We head to the cafe around the corner from the clinic. It’s mostly empty, in that lull between the breakfast rush and lunchtime patrons. Grabbing a table, we wait for the waitress to bring us over our coffees. They’ve not long had a proper machine put in. We used to have to put up with tepid instant, barely dissolved granules. Now it’s all lattes and mochaccinos. Even the cafe has been gentrified.
I open a sachet of sugar and stir it into my cappuccino, completely ruining the bean design the waitress created with powdered chocolate. “How’s things?” I ask.
“I was going to ask you the same question.” Lara takes a sip. “And I bet your answer is more interesting.”
It isn’t, not really. It’s boring and tedious and not something I want to talk about. “But I asked first.”
She wrinkles her nose, making her freckles all squeeze into each other. “Not good.”
“Oh no.
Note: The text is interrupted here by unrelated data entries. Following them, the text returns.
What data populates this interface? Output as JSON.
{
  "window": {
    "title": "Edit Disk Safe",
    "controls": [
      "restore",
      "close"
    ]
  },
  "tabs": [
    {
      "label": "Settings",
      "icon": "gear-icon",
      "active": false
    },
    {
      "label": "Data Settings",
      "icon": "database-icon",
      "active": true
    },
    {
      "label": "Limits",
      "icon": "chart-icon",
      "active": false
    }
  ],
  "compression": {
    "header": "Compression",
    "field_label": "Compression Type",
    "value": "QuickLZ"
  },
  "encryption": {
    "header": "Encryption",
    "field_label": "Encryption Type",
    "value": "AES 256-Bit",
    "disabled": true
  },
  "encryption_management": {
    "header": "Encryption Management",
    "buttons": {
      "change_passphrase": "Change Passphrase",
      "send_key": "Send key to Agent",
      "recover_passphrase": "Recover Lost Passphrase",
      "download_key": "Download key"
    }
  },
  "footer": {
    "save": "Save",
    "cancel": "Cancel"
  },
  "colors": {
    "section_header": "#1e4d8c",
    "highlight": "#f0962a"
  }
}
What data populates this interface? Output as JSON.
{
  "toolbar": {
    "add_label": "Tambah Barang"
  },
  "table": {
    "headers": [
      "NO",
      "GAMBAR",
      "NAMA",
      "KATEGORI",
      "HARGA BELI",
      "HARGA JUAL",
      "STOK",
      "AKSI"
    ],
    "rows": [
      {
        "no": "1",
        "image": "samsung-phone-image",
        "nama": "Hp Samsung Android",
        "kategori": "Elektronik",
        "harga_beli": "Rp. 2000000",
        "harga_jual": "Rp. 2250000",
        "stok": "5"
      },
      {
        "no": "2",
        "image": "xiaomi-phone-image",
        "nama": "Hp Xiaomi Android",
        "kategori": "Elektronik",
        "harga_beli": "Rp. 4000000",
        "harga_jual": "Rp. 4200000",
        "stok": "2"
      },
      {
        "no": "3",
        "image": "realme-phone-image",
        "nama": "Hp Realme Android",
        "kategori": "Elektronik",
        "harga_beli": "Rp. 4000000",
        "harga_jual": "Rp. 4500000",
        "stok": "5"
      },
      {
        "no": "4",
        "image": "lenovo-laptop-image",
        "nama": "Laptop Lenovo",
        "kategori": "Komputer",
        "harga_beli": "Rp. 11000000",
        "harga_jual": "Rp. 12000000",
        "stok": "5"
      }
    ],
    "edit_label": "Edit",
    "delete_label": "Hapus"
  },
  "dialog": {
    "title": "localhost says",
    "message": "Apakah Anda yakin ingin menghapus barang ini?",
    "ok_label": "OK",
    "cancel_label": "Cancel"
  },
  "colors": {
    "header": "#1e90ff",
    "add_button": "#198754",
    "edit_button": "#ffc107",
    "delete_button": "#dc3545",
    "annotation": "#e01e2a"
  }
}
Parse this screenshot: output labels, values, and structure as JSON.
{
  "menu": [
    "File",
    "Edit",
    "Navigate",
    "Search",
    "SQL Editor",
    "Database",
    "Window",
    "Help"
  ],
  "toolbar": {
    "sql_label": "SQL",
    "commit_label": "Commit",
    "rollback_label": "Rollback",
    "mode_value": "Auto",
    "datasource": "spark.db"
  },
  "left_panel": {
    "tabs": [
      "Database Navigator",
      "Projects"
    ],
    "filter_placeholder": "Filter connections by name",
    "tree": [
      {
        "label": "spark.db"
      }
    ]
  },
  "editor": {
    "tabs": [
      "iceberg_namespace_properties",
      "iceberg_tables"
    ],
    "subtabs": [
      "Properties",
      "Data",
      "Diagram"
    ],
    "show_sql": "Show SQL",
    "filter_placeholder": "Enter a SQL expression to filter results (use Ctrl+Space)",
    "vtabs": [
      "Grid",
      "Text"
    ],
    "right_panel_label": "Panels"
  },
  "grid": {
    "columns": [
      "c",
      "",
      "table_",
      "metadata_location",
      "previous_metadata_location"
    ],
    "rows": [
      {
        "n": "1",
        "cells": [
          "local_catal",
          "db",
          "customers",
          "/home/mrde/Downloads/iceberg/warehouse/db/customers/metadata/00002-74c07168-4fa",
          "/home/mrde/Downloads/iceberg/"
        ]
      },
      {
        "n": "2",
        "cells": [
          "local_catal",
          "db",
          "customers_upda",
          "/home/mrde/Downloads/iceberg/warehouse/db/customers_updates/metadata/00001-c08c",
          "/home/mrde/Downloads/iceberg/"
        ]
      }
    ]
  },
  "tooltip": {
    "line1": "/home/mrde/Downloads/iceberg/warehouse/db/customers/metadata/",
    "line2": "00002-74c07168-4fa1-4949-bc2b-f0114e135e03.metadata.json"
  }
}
Why?”
“They’re making redundancies at Alex’s work. He might be out of a job by next month. He reckons he’s on the hit list; his boss really doesn’t like him.” Alex works in the print at Wapping. It’s a pretty well-paid job, and I know they rely on his money.
“That’s awful, poor Alex.” I catch her eye. “Poor you, too, it’s horrible seeing somebody you love go through that.”
“That’s the worst bit—he thinks it’s wonderful. Gives him carte blanche to pursue his dreams of stardom. I’m not sure how he thinks we’re going to pay the rent or put food on the table.” She rolls her eyes. “And he knows I want us to try for a baby. There’s no way we can afford to do that on just one wage.”
I didn’t realise they’d got that far in their planning. I feel a bit of heaviness in my chest at the thought of it. Though I love Lara to the ends of the earth, I can’t help feeling envious at the concept of a baby. It’s something I’ll never have, and I thought I’d come to terms with it, but since I’ve been thinking about the past, it’s made me change my mind. Maybe I just wasn’t ready for a baby until now. Could it be that my biological clock has finally started ticking?
Am I going to feel like this forever?
“Does Alex not want a baby?” I ask.
“I thought he did. But now I think he’s going through a midlife crisis. He says the threat of losing his job has given him a chance to re-evaluate things. He wants to see if he can make a go of music before we try for a family.”
She looks pissed off, and I don’t blame her. Lara is thirty-one and I know she’s been wanting a baby for a while. The problem is, with London rent and rubbish salaries, there’s never going to be a good time for them to try. They can’t really afford a baby, as much as they want one. While Simon and I can afford it, it’s something we’ll never have.